I find that minimalist shoes force the wearer to land with the ball of the foot directly under the centre of gravity. Doing so, I found that when I did slip in some mud my whole body with slip directly forward and I would remain standing. When others in boots slipped they were in a heel first gait so as the heel slipped out with their centre of gravity further back they would land on their ass, with a 16-20kg pack pulling them down.

For all the points above and more I really enjoy hiking in 5 fingers but I do urge caution and patients to build up to it.

Sunday, 6 March 2016

Easy hike and the danger of not being present

After searching for semi local hikes and huts to check out I found one around 3 hours drive from my house that I wanted to check out. Leitches hut south of Te Kuiti has 4 open tracks leading to it, ranging from 3-7 hours. The 7 hour track would have been great if I could have taken a shorter walk out, 7 hours in is perfect for me but I really didn’t want to retrace my steps another 7 hours in the morning. I decided to take an easy 3 hour walk in as it was the easiest to get to and didn’t require private land owners permission for passage through.  

The track was really well maintained and the first half of the track was wide enough for a quad bike. This was really a welcome change from the last hike it did in the Waikato (see here for the Mt Pirongia climb).

The only problem was that I wasn’t particularly present while hiking in, for whatever reason my mind was elsewhere and I tripped a couple of times in my vibrams. The first trip was about half an hour in was quite painful and remained difficult to walk on (more on this later).

Seven goats only 50 meters away
Upon finally reaching the hut I was quite satisfied to take a break and just chill out at the hut reading (Fight Club) and listening to the Joe Rogan Experience. While I read I heard a kid (young goat) and got to watch 7 goats feeding 50 meters away which was really cool to see, I’d love to come back with a rifle to get some wild meat.

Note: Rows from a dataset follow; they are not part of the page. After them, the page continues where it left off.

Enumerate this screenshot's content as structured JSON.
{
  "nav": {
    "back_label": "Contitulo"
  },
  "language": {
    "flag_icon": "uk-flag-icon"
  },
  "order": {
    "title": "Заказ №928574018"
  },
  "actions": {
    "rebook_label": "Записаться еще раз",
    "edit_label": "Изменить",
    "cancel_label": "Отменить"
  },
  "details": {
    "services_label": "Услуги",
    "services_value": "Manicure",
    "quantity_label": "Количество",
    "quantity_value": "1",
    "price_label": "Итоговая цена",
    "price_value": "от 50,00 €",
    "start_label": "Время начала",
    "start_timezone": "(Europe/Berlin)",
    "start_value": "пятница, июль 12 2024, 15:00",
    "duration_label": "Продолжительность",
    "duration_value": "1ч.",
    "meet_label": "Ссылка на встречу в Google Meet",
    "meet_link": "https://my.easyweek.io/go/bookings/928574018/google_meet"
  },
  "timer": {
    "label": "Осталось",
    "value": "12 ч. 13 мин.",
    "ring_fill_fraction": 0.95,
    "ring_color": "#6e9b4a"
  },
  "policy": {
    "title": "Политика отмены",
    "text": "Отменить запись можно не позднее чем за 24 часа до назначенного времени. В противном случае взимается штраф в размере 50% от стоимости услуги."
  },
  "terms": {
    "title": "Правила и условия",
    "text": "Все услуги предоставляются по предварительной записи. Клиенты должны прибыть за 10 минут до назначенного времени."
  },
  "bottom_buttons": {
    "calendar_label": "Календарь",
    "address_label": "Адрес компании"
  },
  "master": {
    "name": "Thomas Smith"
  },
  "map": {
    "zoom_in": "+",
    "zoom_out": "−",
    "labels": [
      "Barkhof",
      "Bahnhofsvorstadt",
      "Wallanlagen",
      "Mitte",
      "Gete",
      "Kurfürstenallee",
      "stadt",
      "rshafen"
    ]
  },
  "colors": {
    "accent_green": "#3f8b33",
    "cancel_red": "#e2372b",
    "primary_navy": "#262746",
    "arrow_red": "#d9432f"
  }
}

The walk back was much more enjoyable, I was fast and present and found the walk quite relaxing, however my toe was swollen and giving my just a little bit of trouble.

Fast forward a day and I decided it was best to have the toe checked out. As it turns out I had broken my toe. Now I’ve got two weeks with my toe strapped up before I get it re checked. I’m hoping for the best as I’ve got a 4 day hike planned for 3 weeks time.

A little bruising for a little break
On another note I quite enjoyed doing a much easier hike, while I enjoy the challenge of a rough trail; just walking slowly over a wide trail is very relaxing. In future I might try to get a mix of easier tourist trails and harder back country trails.